The Sanctuary



United Kingdom. (OS Ref: SU 118679)


The Sanctuary was first noted by 17th and 18th century antiquarians, including John Aubrey and William Stukeley, and the famous diarist Samuel Pepys. In 1930, the location was re-discovered from Stukeley's illustrations and the site was excavated. Further excavation, carried out in 1999, revealed a more complex sequence of construction and use than previously thought.

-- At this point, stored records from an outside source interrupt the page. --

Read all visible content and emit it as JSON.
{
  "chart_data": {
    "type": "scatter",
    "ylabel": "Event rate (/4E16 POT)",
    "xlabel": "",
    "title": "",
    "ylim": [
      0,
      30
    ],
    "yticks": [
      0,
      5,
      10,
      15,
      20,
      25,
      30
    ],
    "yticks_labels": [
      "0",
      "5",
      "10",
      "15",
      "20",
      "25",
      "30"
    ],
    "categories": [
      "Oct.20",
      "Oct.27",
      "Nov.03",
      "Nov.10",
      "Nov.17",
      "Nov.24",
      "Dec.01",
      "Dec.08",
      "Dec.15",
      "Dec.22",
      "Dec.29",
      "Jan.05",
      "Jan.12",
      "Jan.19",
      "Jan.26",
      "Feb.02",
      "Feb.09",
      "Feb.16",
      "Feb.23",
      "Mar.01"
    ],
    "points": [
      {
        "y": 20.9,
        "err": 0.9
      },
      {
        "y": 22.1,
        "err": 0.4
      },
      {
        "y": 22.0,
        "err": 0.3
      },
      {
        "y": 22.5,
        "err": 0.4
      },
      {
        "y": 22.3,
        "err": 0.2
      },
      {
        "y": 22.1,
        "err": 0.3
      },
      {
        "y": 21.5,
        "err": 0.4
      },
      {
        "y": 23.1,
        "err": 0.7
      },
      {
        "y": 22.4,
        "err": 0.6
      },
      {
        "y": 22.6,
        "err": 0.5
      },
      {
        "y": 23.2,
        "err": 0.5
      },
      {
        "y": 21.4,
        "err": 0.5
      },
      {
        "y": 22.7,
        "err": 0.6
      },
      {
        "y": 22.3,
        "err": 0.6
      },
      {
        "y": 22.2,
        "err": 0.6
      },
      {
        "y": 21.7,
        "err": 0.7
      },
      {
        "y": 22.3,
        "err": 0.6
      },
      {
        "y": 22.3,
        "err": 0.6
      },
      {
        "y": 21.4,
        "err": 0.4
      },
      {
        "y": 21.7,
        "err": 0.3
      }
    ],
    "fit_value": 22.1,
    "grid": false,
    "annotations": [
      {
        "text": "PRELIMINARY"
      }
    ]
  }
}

The Sanctuary was probably constructed 4,500 years ago as a ceremonial site. It is believed that the monument was originally formed by wooden posts only later to be replaced by standing stones. Today colourful concrete posts mark the position in blue for the lost stones and red for the long gone wooden posts. A ceremonial site it is believed to have been in use for perhaps 500 years, it is connected to the Avebury stone circle by the processional way of West Kennet Avenue. It has been speculated that many of the 'lost stones' once formed the floor of a local barn, the building was refurbished into living accommodation and the floor of the old cow shed was dug up. The barn dates from the time the Sanctuary was broken up and lies at the back of Overton Hill, in the grounds of East Kennet Manor. The size and bulk of the stones would fit those drawn by William Stukeley in his "Prospect of the temple on Overton Hill - 8th July 1723" from his publication, Avebury - A Temple of the British Druids. These stones today form part of a wall at Orchard Farm.

The Sanctuary drawn by William Stukeley, 1723. (
The Sanctuary drawn by William Stukeley, 1723. (

The Sanctuary is one of many prehistoric monuments in the area, including Avebury henge and stone circle, Silbury Hill and West Kennet Longbarrow.